Perhaps she was its rabbit. That made sense, in a strange way, it didn’t have any malice or hatred towards her. It just saw the rabbit and couldn’t help but chase.
Her throat was raw and painful from running and her side was splitting from the overexertion when she finally cleared the trees and re-entered the village, her legs crumbling beneath her as the rabbit was now nowhere in sight.
What a fucking joke. All that running and nothing to show for it.
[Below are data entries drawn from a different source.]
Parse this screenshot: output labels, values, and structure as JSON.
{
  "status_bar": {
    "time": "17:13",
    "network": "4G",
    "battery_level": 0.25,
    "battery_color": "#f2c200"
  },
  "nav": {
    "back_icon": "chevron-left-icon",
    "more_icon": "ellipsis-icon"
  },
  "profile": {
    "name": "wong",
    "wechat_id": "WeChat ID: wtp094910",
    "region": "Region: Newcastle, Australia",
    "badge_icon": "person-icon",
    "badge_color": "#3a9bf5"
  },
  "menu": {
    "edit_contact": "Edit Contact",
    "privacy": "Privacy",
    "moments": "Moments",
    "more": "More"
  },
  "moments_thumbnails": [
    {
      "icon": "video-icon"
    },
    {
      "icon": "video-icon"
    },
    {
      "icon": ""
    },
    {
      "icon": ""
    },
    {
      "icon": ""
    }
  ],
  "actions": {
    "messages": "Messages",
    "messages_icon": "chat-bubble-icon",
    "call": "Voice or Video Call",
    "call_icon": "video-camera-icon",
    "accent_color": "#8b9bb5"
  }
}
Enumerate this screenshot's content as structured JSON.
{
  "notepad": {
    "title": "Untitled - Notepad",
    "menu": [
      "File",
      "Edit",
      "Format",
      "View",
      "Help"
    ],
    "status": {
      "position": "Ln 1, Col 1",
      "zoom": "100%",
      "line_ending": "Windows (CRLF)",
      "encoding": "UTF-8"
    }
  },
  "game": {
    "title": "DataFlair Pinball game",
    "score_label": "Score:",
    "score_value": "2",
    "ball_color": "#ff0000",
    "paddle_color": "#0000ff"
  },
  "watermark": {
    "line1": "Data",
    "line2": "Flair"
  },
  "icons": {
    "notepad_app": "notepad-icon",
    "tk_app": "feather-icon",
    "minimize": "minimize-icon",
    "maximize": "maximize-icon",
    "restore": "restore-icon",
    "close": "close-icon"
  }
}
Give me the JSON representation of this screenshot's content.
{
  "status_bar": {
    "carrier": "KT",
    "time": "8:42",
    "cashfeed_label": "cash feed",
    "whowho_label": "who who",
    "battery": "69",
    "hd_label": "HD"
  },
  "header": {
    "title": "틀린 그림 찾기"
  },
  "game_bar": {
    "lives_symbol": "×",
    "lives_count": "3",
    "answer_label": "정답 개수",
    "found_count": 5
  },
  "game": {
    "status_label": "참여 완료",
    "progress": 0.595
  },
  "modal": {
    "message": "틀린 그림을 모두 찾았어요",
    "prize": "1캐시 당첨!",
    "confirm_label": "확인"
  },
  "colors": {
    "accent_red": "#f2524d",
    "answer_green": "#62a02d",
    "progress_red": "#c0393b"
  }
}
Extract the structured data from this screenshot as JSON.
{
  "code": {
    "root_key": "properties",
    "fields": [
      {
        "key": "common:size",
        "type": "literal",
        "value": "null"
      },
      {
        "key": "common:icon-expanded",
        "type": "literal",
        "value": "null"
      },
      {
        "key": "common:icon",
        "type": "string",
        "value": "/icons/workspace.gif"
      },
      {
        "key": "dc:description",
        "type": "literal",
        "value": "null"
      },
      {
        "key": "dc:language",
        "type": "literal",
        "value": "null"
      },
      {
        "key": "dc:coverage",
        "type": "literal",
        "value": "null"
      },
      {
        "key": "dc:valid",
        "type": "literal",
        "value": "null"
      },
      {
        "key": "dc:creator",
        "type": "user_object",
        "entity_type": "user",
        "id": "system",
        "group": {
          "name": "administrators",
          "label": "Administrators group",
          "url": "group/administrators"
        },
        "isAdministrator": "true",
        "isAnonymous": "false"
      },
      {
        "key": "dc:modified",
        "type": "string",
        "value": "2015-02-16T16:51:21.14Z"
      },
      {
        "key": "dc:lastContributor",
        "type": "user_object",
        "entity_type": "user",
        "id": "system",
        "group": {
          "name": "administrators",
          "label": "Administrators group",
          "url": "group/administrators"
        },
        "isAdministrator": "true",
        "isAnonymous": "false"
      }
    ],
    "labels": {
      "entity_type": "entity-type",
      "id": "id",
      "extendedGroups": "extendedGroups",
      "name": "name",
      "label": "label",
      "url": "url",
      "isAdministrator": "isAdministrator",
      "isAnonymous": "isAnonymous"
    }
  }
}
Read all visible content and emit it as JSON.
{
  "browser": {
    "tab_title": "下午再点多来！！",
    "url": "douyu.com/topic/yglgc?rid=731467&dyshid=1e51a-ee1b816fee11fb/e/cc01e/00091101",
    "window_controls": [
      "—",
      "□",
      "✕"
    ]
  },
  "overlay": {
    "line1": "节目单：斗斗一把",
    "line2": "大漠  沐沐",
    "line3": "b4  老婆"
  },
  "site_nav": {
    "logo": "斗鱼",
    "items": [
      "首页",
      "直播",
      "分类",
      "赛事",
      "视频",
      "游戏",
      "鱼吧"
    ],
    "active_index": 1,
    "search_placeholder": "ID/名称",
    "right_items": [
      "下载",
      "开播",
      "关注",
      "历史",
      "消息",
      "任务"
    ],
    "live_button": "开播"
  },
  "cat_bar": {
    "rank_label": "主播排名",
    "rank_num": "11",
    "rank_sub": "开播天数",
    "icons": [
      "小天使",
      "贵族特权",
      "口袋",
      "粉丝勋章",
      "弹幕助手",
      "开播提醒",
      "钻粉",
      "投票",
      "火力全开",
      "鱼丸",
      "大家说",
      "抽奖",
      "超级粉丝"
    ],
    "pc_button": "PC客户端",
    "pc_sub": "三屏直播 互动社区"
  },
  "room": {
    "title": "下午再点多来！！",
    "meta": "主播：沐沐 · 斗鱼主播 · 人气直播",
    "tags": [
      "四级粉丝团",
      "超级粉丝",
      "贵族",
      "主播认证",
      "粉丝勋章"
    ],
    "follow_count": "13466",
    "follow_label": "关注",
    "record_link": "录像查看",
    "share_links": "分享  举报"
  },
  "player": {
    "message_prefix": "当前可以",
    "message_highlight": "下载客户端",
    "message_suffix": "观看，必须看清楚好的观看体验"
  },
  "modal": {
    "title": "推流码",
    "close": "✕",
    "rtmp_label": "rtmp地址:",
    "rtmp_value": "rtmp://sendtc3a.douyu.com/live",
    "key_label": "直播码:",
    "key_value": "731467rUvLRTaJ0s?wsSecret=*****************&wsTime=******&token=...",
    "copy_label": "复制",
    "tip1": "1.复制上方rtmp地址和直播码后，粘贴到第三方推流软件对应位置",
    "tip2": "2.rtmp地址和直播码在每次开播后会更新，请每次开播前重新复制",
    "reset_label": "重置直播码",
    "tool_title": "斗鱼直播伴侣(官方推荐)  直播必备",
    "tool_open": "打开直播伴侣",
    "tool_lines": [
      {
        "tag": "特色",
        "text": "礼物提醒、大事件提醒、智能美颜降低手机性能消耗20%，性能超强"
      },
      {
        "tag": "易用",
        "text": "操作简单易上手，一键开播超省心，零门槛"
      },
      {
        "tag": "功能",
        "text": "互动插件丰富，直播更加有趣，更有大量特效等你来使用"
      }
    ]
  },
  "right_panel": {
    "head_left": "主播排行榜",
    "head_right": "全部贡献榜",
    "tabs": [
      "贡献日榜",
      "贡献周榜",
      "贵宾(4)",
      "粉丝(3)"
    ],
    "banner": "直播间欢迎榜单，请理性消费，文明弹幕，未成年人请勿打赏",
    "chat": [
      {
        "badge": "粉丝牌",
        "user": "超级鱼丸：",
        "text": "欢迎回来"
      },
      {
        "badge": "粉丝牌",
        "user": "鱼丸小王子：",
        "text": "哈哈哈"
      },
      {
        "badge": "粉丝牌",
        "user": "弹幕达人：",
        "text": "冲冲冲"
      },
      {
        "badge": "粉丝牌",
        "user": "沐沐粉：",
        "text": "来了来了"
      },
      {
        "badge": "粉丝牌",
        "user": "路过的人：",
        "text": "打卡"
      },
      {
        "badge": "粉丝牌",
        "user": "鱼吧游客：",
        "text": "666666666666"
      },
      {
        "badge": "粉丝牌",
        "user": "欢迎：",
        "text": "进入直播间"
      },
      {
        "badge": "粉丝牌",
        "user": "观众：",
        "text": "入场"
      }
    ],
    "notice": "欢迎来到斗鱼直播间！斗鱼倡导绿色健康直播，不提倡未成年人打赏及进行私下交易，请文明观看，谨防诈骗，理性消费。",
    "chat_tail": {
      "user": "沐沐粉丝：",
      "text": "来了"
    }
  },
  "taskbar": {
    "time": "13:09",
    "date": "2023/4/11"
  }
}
She ought to use this opportunity to cry for help or to crawl towards one of the many humble homes that littered the land that the villagers rested inside of. She ought to but she knew better. It would be useless.
Dusk was kissing the horizon in the romantic way it did every day, reminding the horizon of how deep and committed dusk was to their love affair. It was as consistent as the dawn’s gentle caress as it left for another day.
And their sickening display of public affection was all Astor needed to see to know that she was out of time.
No matter what she did, no matter how hard she struggled, this was the limit.
And the damn rabbit escaped again.
Her head came off cleanly as the swamp monster caught up, chewing thoughtfully on her skull and hugging her limp body against it for later consumption. Happy and fed, the creature retreated back to its pond, leaving only a trail of blood and mud in its wake.
Village is a small and meaningless word. It implies very little.
Nothing and no one of relevance lived within its confines. Narratively speaking, every single one of them was as irrelevant as Astor.
Although the fact that no one would mourn her death was its own little tragedy.